The then new 1/2” four-track recorder is pictured above (machine on left) and you can see underneath the 4 Dolby “B” units which I transferred to it from the old 4 track, to reduce tape hiss a bit. With these in circuit the noise performance at 15”/sec was really pretty good. With this 4 track I recorded several of my later albums. I also later added an old Dolby 301 noise reduction unit, under the 2 track, for mastering . The 301 is an early modular style professional Dolby “A” unit. It is a very good unit if rather bulky.
I wasn’t however finished yet. A lot of my music contains atmospheric sounds and effects that I fly in to the mix. Most don’t need to be in perfect sync. so just by adding more 2 track recorders I figured could add more tracks to my mixes cheaply without having to constantly overdub. So I eventually bought 4 more Philips decks and built them as playback only machines. I had two finished when the photo opposite was taken. As you can see I was still using the old Brenell machine too. Around that time I learned the local community centre, due to alterations, were throwing out 2 old tape machines found in a store room. I was offered them. They were small reel Philips Pro 12 model shown opposite. One had problems but the other got used quite a bit for the odd sound effect and it was good for slowing stuff down as it could run at 3 3/4”/sec.They were very good solid machines. This was all great but...
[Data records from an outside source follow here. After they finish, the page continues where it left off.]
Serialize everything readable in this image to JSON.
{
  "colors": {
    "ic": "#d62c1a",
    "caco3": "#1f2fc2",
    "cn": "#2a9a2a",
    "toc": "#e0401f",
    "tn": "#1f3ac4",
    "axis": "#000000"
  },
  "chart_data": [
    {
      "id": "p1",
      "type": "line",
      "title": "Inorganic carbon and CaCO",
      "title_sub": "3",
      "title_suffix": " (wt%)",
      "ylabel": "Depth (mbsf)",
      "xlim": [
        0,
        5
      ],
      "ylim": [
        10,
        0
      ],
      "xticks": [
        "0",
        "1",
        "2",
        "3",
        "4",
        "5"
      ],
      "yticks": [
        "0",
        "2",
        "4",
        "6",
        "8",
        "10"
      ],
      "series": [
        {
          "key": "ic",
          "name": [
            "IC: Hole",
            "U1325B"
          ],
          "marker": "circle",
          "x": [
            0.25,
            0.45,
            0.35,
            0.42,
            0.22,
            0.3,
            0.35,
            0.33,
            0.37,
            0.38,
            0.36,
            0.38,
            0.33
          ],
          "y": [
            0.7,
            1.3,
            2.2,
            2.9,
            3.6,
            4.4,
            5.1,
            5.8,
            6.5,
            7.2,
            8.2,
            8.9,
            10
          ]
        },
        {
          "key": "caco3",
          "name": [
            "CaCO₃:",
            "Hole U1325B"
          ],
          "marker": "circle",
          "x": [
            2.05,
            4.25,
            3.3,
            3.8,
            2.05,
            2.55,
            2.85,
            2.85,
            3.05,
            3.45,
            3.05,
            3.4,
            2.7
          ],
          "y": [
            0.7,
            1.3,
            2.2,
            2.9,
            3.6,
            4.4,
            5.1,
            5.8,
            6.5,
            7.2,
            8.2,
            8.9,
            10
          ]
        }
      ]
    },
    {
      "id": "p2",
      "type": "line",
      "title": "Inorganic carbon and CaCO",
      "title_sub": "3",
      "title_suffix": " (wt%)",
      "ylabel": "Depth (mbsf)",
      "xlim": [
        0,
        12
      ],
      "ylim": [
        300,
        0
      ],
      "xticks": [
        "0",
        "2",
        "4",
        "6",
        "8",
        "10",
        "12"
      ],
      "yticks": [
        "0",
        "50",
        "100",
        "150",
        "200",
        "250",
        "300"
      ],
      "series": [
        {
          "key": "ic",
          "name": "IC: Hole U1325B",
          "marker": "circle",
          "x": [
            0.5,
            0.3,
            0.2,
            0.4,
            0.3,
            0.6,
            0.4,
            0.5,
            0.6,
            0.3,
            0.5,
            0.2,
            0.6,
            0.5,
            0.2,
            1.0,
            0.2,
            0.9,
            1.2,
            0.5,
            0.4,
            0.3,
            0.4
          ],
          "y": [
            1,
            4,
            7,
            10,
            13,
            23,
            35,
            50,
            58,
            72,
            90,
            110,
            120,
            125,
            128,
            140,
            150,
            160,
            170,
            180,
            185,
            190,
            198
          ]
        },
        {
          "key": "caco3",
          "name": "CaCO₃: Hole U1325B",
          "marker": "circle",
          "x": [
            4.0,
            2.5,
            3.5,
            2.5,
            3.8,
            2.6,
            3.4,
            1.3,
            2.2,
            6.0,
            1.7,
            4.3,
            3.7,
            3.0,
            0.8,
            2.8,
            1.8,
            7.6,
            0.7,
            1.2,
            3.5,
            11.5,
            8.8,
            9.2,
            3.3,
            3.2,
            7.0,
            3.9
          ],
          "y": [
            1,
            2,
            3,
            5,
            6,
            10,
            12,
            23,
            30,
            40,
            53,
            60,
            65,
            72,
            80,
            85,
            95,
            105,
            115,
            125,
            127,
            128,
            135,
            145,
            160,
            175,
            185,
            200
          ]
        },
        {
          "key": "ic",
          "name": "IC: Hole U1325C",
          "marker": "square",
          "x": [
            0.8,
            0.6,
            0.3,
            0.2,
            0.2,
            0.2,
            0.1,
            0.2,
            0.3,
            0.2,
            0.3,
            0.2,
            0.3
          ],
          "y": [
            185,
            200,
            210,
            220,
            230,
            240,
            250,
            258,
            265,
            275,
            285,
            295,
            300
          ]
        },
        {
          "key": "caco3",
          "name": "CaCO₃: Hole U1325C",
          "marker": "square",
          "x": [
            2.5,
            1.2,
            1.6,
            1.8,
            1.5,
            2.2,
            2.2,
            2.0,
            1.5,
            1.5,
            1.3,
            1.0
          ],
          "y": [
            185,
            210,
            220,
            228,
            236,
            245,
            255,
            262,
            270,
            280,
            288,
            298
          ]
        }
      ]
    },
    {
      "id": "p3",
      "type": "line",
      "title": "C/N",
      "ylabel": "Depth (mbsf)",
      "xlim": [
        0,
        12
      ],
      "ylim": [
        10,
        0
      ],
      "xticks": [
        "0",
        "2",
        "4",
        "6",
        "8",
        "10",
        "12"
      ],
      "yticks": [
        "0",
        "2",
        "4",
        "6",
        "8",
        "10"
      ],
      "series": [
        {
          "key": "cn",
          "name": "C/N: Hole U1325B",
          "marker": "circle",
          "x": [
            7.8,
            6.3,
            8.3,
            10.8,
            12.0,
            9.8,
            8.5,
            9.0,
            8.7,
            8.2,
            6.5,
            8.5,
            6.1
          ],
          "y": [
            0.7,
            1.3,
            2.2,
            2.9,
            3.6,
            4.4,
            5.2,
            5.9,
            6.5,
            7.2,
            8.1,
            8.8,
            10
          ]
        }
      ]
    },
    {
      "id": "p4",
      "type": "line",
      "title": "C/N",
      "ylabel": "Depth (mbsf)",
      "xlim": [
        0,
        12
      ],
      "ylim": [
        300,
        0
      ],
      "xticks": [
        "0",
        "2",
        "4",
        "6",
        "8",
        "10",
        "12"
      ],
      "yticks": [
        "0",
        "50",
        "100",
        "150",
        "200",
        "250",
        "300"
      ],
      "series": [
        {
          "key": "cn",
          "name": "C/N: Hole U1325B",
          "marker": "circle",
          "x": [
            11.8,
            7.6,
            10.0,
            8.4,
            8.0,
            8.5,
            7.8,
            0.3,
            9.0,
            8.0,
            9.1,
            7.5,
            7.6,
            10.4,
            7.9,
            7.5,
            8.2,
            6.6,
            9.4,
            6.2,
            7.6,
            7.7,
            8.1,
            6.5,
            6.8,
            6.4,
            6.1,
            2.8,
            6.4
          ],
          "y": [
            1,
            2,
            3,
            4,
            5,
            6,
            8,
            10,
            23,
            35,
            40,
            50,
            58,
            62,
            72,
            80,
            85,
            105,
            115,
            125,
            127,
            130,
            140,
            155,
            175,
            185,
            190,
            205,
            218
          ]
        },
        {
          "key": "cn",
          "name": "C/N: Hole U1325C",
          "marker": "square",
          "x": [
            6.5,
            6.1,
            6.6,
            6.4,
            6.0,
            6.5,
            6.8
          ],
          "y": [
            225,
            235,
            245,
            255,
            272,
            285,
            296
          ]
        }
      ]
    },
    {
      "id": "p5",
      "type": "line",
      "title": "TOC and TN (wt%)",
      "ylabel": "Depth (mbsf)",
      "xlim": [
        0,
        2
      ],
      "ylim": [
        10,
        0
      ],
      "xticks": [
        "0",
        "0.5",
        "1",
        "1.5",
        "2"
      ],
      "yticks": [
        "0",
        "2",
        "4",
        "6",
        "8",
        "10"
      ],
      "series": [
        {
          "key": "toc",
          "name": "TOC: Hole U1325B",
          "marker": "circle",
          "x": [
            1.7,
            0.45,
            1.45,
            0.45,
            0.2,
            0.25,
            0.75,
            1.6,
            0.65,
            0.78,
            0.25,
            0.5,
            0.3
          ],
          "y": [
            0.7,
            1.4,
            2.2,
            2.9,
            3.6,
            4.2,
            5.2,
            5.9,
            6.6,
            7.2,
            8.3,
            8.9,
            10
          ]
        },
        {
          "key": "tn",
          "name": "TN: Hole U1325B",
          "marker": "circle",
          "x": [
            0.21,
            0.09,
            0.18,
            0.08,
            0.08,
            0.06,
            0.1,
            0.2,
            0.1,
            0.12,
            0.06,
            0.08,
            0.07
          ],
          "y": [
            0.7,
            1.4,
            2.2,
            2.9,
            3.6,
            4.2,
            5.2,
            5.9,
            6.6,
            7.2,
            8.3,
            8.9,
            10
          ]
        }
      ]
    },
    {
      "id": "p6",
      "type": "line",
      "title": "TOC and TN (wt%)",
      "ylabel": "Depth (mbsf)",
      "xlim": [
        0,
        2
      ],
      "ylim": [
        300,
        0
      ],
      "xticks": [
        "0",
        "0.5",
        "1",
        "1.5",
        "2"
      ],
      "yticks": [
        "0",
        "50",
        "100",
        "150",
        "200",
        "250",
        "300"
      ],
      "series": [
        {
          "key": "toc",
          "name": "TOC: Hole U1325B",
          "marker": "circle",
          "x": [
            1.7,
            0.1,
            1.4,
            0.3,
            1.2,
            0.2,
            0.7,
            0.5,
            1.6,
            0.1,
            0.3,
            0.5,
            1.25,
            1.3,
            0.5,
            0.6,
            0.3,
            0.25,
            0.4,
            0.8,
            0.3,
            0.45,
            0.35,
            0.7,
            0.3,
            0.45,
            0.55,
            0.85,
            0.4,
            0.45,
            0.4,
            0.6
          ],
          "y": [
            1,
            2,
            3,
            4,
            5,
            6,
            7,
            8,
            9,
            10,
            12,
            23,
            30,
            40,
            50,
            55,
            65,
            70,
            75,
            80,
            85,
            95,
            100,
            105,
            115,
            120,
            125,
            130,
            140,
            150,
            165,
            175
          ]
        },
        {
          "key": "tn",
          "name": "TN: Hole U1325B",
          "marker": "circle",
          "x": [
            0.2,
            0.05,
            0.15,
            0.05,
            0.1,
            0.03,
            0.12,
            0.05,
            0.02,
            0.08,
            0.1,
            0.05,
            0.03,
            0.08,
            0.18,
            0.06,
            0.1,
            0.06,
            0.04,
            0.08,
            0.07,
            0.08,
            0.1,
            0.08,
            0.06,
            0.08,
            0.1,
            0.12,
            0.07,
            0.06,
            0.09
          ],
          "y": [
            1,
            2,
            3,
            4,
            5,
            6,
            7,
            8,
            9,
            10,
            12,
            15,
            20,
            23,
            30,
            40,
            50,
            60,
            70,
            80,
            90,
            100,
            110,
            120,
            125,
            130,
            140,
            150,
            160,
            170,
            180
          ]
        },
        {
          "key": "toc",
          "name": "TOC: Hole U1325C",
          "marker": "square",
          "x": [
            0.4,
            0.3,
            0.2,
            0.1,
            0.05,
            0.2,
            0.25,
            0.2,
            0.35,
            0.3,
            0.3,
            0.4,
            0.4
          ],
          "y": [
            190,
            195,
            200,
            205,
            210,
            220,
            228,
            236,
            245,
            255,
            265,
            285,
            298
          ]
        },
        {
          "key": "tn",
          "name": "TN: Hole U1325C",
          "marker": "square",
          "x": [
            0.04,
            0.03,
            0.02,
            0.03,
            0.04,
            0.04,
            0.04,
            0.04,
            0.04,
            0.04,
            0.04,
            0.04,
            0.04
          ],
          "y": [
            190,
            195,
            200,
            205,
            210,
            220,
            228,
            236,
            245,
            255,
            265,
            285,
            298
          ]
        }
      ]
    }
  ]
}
The first 2  track recorder (left)  and the first 4 track recorder (right). (Roll mouse over for bigger view).
The next generation of recorders.
The playback machines.
Philips Pro 12 machine.
There was a growing problem with this cheapo approach to multi-tracks; stopping and starting the recorders to run in the various sounds at the right time was a real headache. I needed some  form of automated remote control. This came along in the form of a BBC micro, remember them? You can see it in the picture opposite just by above my right hand. By this time I had an Atari, remember them too? The BBC’s screen is the lower one under the Atari monitor. I rigged up a relay box operated from a simple tape start, stop recorder program I’d written partially in assembler and partially in basic for the BBC micro. The screen shows the first 3 tapes running. With this program I could start and stop nearly all my tape machines from the BBC’s keyboard and record on the fly and edit the results, saving the takes to floppy disk.
I kept this arrangement until I eventually gradually switched over to using a PC and multi-track software to record and edit everything.